Nous partons pour le musée Porsche. La vue du bâtiment est déjà une promesse de beau.

Deux Ferrari dans un parking à 80 % Porsche !

Et que dire de la collection, impressionnante avec un parcours dans ce hall où l’architecte a magnifiquement joué sur les volumes et sur la fluidité de la visite.

Une petite remarque personnelle, l’oubli des années un peu grises de l’histoire Porsche.

Nous déjeunons au restaurant du musée et toujours cette décontraction et cette bonne humeur.

Départ pour le musée Mercedes.

Une architecture encore plus imposante, naturellement il y a les voitures, mais aussi les camions, les bus, les engins spéciaux et la contribution de Mercedes à l’aviation avec les moteurs. Une mention particulière pour la présentation des voitures de course.

Et là pas d’impasse sur toute l’histoire de Mercedes, il faut apprécier cette rigueur.

Pour la soirée il nous reste la proposition de David, c’est-à-dire participer à la fête du printemps avec tout le folklore. Mais nos jambes et notre condition physique ou ce qu’il en reste nous fait renoncer et nous dînons tranquillement à l’hôtel.

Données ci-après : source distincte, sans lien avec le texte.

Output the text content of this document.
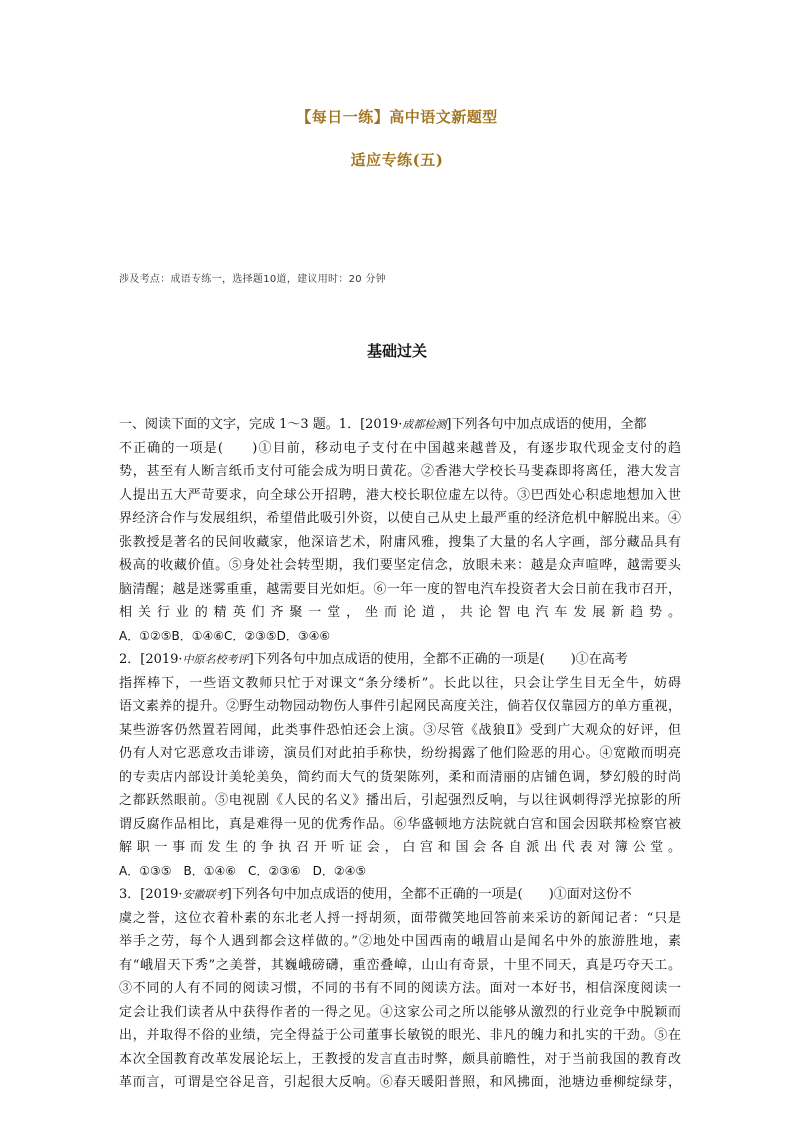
【每日一练】高中语文新题型
适应专练(五)
涉及考点：成语专练一，选择题10道，建议用时：20 分钟
基础过关
一、阅读下面的文字，完成 1～3 题。1．[2019·成都检测]下列各句中加点成语的使用，全都
不正确的一项是(　　)①目前，移动电子支付在中国越来越普及，有逐步取代现金支付的趋
势，甚至有人断言纸币支付可能会成为明日黄花。②香港大学校长马斐森即将离任，港大发言
人提出五大严苛要求，向全球公开招聘，港大校长职位虚左以待。③巴西处心积虑地想加入世
界经济合作与发展组织，希望借此吸引外资，以使自己从史上最严重的经济危机中解脱出来。④
张教授是著名的民间收藏家，他深谙艺术，附庸风雅，搜集了大量的名人字画，部分藏品具有
极高的收藏价值。⑤身处社会转型期，我们要坚定信念，放眼未来：越是众声喧哗，越需要头
脑清醒；越是迷雾重重，越需要目光如炬。⑥一年一度的智电汽车投资者大会日前在我市召开，
相关行业的精英们齐聚一堂，坐而论道，共论智电汽车发展新趋势。
A．①②⑤B．①④⑥C．②③⑤D．③④⑥
2．[2019·中原名校考评]下列各句中加点成语的使用，全都不正确的一项是(　　)①在高考
指挥棒下，一些语文教师只忙于对课文“条分缕析”。长此以往，只会让学生目无全牛，妨碍
语文素养的提升。②野生动物园动物伤人事件引起网民高度关注，倘若仅仅靠园方的单方重视，
某些游客仍然置若罔闻，此类事件恐怕还会上演。③尽管《战狼Ⅱ》受到广大观众的好评，但
仍有人对它恶意攻击诽谤，演员们对此拍手称快，纷纷揭露了他们险恶的用心。④宽敞而明亮
的专卖店内部设计美轮美奂，简约而大气的货架陈列，柔和而清丽的店铺色调，梦幻般的时尚
之都跃然眼前。⑤电视剧《人民的名义》播出后，引起强烈反响，与以往讽刺得浮光掠影的所
谓反腐作品相比，真是难得一见的优秀作品。⑥华盛顿地方法院就白宫和国会因联邦检察官被
解职一事而发生的争执召开听证会，白宫和国会各自派出代表对簿公堂。
A．①③⑤　B．①④⑥　C．②③⑥　D．②④⑤
3．[2019·安徽联考]下列各句中加点成语的使用，全都不正确的一项是(　　)①面对这份不
虞之誉，这位衣着朴素的东北老人捋一捋胡须，面带微笑地回答前来采访的新闻记者：“只是
举手之劳，每个人遇到都会这样做的。”②地处中国西南的峨眉山是闻名中外的旅游胜地，素
有“峨眉天下秀”之美誉，其巍峨磅礴，重峦叠嶂，山山有奇景，十里不同天，真是巧夺天工。
③不同的人有不同的阅读习惯，不同的书有不同的阅读方法。面对一本好书，相信深度阅读一
定会让我们读者从中获得作者的一得之见。④这家公司之所以能够从激烈的行业竞争中脱颖而
出，并取得不俗的业绩，完全得益于公司董事长敏锐的眼光、非凡的魄力和扎实的干劲。⑤在
本次全国教育改革发展论坛上，王教授的发言直击时弊，颇具前瞻性，对于当前我国的教育改
革而言，可谓是空谷足音，引起很大反响。⑥春天暖阳普照，和风拂面，池塘边垂柳绽绿芽，
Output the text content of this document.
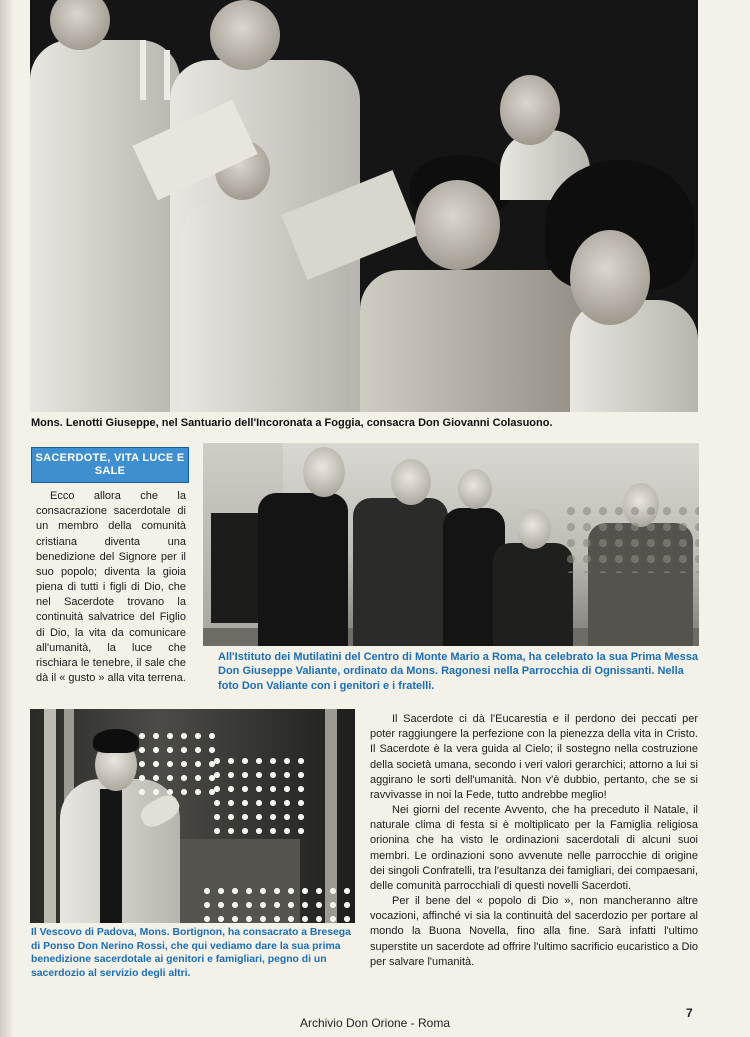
Mons. Lenotti Giuseppe, nel Santuario dell'Incoronata a Foggia, consacra Don Giovanni Colasuono.

SACERDOTE, VITA LUCE E SALE

Ecco allora che la consacrazione sacerdotale di un membro della comunità cristiana diventa una benedizione del Signore per il suo popolo; diventa la gioia piena di tutti i figli di Dio, che nel Sacerdote trovano la continuità salvatrice del Figlio di Dio, la vita da comunicare all'umanità, la luce che rischiara le tenebre, il sale che dà il « gusto » alla vita terrena.

All'Istituto dei Mutilatini del Centro di Monte Mario a Roma, ha celebrato la sua Prima Messa Don Giuseppe Valiante, ordinato da Mons. Ragonesi nella Parrocchia di Ognissanti. Nella foto Don Valiante con i genitori e i fratelli.

Il Vescovo di Padova, Mons. Bortignon, ha consacrato a Bresega di Ponso Don Nerino Rossi, che qui vediamo dare la sua prima benedizione sacerdotale ai genitori e famigliari, pegno di un sacerdozio al servizio degli altri.

Il Sacerdote ci dà l'Eucarestia e il perdono dei peccati per poter raggiungere la perfezione con la pienezza della vita in Cristo. Il Sacerdote è la vera guida al Cielo; il sostegno nella costruzione della società umana, secondo i veri valori gerarchici; attorno a lui si aggirano le sorti dell'umanità. Non v'è dubbio, pertanto, che se si ravvivasse in noi la Fede, tutto andrebbe meglio!

Nei giorni del recente Avvento, che ha preceduto il Natale, il naturale clima di festa si è moltiplicato per la Famiglia religiosa orionina che ha visto le ordinazioni sacerdotali di alcuni suoi membri. Le ordinazioni sono avvenute nelle parrocchie di origine dei singoli Confratelli, tra l'esultanza dei famigliari, dei compaesani, delle comunità parrocchiali di questi novelli Sacerdoti.

Per il bene del « popolo di Dio », non mancheranno altre vocazioni, affinché vi sia la continuità del sacerdozio per portare al mondo la Buona Novella, fino alla fine. Sarà infatti l'ultimo superstite un sacerdote ad offrire l'ultimo sacrificio eucaristico a Dio per salvare l'umanità.

7
Archivio Don Orione - Roma
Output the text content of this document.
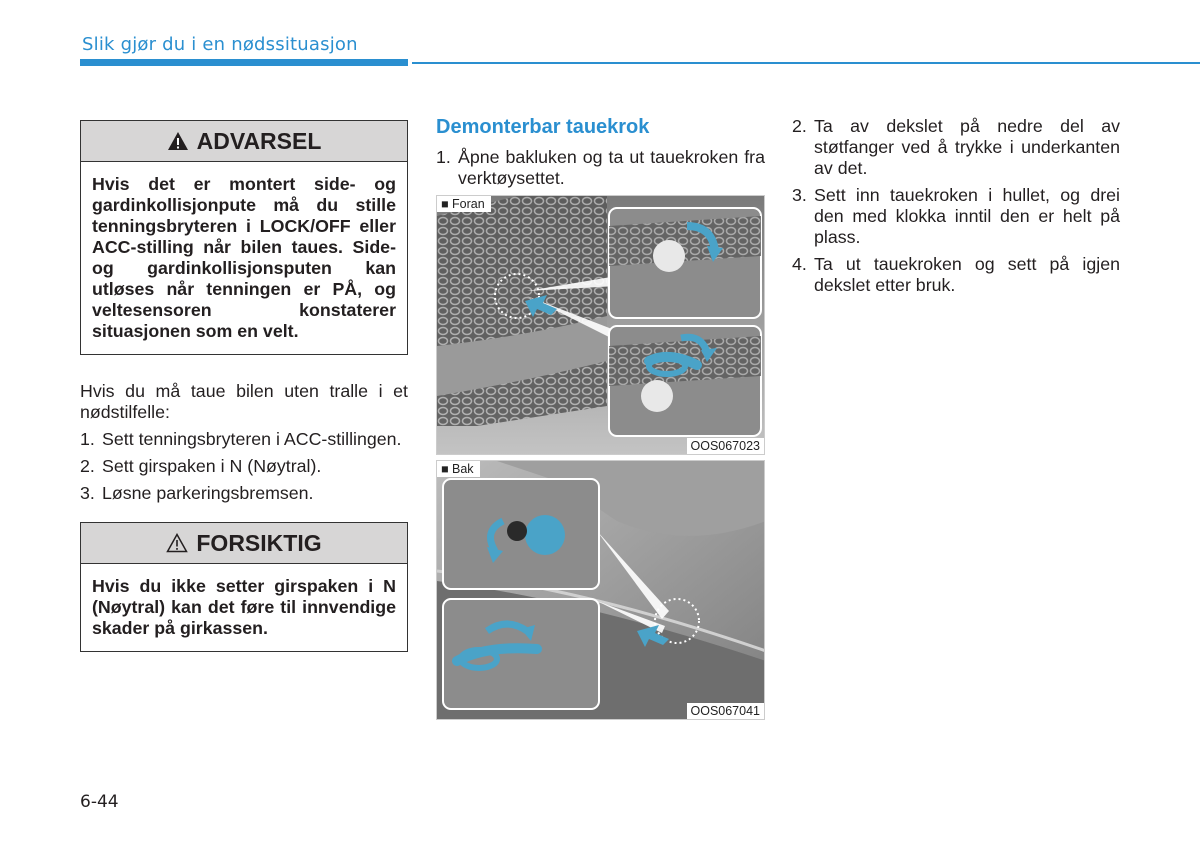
Slik gjør du i en nødssituasjon
ADVARSEL
Hvis det er montert side- og gardinkollisjonpute må du stille tenningsbryteren i LOCK/OFF eller ACC-stilling når bilen taues. Side- og gardinkollisjonsputen kan utløses når tenningen er PÅ, og veltesensoren konstaterer situasjonen som en velt.

Hvis du må taue bilen uten tralle i et nødstilfelle:

1. Sett tenningsbryteren i ACC-stillingen.
2. Sett girspaken i N (Nøytral).
3. Løsne parkeringsbremsen.
FORSIKTIG
Hvis du ikke setter girspaken i N (Nøytral) kan det føre til innvendige skader på girkassen.
Demonterbar tauekrok
1. Åpne bakluken og ta ut tauekroken fra verktøysettet.
■ Foran
OOS067023
■ Bak
OOS067041
2. Ta av dekslet på nedre del av støtfanger ved å trykke i underkanten av det.
3. Sett inn tauekroken i hullet, og drei den med klokka inntil den er helt på plass.
4. Ta ut tauekroken og sett på igjen dekslet etter bruk.
6-44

Déjeuner au Méridien et départ de l’hôtel, nos Ferrari sont tellement riches au démarrage que nous déclenchons l’alarme du parking avec fermeture en urgence des portes et sirènes. Heureusement les caméras de l’hôtel ont repéré nos voitures et tous rentre dans l’ordre pour le départ pour le musée Maybach.

Deux heures trente de routes sur les autoroutes libres et je lâche un peu les chevaux, enfin bon juste 200 km/h, (mon épouse est à coté de moi)

Visite du musée de ce qui était surtout un motoriste (Zeppelin et Char), les voitures sont très belles (les avant-guerre) plus discutable pour l’après y compris le retour sur base Mercedes classe S.

Repas au musée qui nous sert dans la bonne humeur un excellent repas malgré l’heure tardive de notre arrivée.

L’après midi visite de Regensburg, charmante cité médiévale, avec une bonne glace à déguster car il fait beau en plus.

Nous retrouvons un membre du Club, une 365 et il perpétue la convivialité de notre assemblée.

Arrivée le soir à Donaustauf, hôtel très agréable, avec toujours la préparation de la fête du printemps avec le personnel en tenue folklorique.

Repas ou nous refaisons le monde de la voiture de collection, avec un exposé sur le design de la 400 par « le » spécialiste (l’un des participants est designer automobile) qui nous dit qu’il n’y a rien à ajouter sur le dessin notre préférée. Nous sommes tellement bien que nous avons du mal à nous quitter et que l’échange aurait pu durer toute la nuit.

Enfin ce lundi matin visite, tout près de Donaustauf, du Panthéon des grands hommes de l’Allemagne, impressionnante réplique du Parthenon construite pour être visible de Munich à environ 130 kms !

Vue magnifique sur la campagne et sur le Danube.

Déjà les adieux, encore trop vite passée cette sortie, le temps défile et l’on voudrait dans ces moments le ralentir.

A bientôt sur les routes de l’Europe.